Beer and Meyer – who had been with RTN (Rock the Nation) since 2005 and 2008, respectively – bring their full rosters, which include the likes of Sepultura, Sabaton, Danzig, Testament and Amon Amarth, to the new agency, whose offices are in Salzburg.

“We’re more than excited to announce Cobra Agency,” says Meyer. “Our intention was to form a new agency with a very strong network of contacts and partners that delivers even better services and opportunities to our clients. We’re confident that Cobra will meet these requirements.”

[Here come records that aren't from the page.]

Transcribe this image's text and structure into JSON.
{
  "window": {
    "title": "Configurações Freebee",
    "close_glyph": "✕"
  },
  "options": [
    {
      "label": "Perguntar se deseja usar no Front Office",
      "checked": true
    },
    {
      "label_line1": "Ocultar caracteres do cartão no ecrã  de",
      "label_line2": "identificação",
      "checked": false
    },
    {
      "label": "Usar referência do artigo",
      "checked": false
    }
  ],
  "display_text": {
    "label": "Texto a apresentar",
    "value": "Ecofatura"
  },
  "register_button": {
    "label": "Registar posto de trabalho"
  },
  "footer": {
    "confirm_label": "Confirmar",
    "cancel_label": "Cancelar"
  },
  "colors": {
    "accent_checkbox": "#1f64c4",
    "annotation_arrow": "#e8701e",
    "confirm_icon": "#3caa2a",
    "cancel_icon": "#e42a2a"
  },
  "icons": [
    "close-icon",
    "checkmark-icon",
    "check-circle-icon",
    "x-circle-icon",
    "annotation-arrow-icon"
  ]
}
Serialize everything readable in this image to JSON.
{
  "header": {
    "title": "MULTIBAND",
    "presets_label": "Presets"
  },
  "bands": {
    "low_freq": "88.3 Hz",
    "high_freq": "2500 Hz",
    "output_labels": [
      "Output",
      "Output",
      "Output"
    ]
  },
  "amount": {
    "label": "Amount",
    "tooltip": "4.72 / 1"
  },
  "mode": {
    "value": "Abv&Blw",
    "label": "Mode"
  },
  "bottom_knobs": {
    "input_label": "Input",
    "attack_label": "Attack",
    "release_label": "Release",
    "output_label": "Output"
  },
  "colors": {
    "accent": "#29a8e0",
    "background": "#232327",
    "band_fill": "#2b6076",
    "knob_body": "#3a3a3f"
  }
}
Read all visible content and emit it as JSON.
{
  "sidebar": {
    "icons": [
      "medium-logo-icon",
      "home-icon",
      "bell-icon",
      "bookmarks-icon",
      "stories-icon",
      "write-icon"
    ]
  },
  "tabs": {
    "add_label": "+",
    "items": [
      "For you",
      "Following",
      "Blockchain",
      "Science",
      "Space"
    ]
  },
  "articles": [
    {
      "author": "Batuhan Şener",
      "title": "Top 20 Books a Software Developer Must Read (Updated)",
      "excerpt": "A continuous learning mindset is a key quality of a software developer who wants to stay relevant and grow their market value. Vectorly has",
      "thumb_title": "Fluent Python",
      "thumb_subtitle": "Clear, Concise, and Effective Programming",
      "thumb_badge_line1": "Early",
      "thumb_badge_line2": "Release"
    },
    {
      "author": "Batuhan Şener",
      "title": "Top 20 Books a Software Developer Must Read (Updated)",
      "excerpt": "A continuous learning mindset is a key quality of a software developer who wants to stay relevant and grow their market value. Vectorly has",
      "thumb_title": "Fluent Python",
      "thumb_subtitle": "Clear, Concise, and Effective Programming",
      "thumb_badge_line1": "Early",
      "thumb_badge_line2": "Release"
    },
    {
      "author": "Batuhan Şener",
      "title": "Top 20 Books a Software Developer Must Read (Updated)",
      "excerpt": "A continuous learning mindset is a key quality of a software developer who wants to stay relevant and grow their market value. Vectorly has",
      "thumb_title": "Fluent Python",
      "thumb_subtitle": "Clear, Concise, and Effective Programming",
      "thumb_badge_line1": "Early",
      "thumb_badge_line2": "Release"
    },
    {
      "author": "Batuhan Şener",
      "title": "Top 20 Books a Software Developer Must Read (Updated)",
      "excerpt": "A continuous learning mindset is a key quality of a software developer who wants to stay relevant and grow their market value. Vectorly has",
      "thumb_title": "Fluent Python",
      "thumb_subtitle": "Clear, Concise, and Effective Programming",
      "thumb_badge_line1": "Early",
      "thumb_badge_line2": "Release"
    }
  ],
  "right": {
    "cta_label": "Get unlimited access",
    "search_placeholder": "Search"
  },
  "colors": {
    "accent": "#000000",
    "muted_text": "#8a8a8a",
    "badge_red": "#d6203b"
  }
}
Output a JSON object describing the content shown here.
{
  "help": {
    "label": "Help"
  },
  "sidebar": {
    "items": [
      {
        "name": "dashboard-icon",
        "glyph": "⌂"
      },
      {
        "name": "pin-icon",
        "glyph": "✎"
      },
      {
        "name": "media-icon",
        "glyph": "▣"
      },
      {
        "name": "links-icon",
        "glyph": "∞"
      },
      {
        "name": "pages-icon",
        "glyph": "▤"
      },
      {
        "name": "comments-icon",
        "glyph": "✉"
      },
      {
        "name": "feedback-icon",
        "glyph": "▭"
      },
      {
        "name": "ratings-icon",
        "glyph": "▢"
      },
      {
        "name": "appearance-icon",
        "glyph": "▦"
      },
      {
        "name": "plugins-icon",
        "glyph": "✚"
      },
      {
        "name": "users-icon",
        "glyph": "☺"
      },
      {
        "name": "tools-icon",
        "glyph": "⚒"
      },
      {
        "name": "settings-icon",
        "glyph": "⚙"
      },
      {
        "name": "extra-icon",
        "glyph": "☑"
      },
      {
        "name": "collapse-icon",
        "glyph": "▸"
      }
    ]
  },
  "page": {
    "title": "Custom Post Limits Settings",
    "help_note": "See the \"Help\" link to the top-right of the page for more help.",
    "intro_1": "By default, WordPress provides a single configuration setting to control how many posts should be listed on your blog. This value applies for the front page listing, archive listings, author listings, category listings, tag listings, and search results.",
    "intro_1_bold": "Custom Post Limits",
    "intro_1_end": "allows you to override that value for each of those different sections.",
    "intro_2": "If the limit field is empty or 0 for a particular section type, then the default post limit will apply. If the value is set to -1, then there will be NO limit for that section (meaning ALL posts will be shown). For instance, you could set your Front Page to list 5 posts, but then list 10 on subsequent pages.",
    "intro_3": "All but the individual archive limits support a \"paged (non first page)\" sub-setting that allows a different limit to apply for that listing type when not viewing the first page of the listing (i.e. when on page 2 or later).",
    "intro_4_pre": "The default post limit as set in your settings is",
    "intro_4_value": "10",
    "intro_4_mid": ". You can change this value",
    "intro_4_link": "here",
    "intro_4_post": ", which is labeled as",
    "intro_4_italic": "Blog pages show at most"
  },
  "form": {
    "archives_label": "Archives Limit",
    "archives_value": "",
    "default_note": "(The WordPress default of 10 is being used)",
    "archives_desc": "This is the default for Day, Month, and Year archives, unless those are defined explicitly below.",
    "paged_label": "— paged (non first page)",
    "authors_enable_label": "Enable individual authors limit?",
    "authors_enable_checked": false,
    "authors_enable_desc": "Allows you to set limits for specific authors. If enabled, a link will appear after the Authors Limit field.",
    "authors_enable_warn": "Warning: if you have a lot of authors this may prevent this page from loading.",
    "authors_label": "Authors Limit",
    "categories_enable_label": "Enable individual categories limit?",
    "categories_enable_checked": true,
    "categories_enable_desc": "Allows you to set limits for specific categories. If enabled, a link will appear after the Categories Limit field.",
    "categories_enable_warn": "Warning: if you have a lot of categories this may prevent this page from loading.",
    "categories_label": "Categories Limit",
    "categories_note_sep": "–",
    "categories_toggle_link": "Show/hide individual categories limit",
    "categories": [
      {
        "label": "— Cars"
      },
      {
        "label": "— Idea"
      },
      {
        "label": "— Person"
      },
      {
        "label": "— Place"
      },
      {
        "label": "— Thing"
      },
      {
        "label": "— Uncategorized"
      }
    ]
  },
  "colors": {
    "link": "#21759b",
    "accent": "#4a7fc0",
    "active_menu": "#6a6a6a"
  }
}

“Our intention was to form a new agency with a very strong network of contacts that delivers even better opportunities to our clients”

Cobra’s full roster includes Amaranthe, Amon Amarth, Amorphis, Arch Enemy, Backyard Babies, Battle Beast, Behemoth, Beyond The Black, Blues Pills, Danzig, Eluveitie, Equilibrium, Kreator, Mantar, Me And That Man, Sepultura, Powerwolf, Sabaton, Tesseract, Testament and Watain, all of which it represents throughout Europe.

“The new company set-up offers our clients a great opportunity to expand their possibilities,” adds Beer. “At the same time, we are able to further extend our strategy of providing innovative services to our clients and improve the comprehensive support and individual care for each of our artists tremendously.”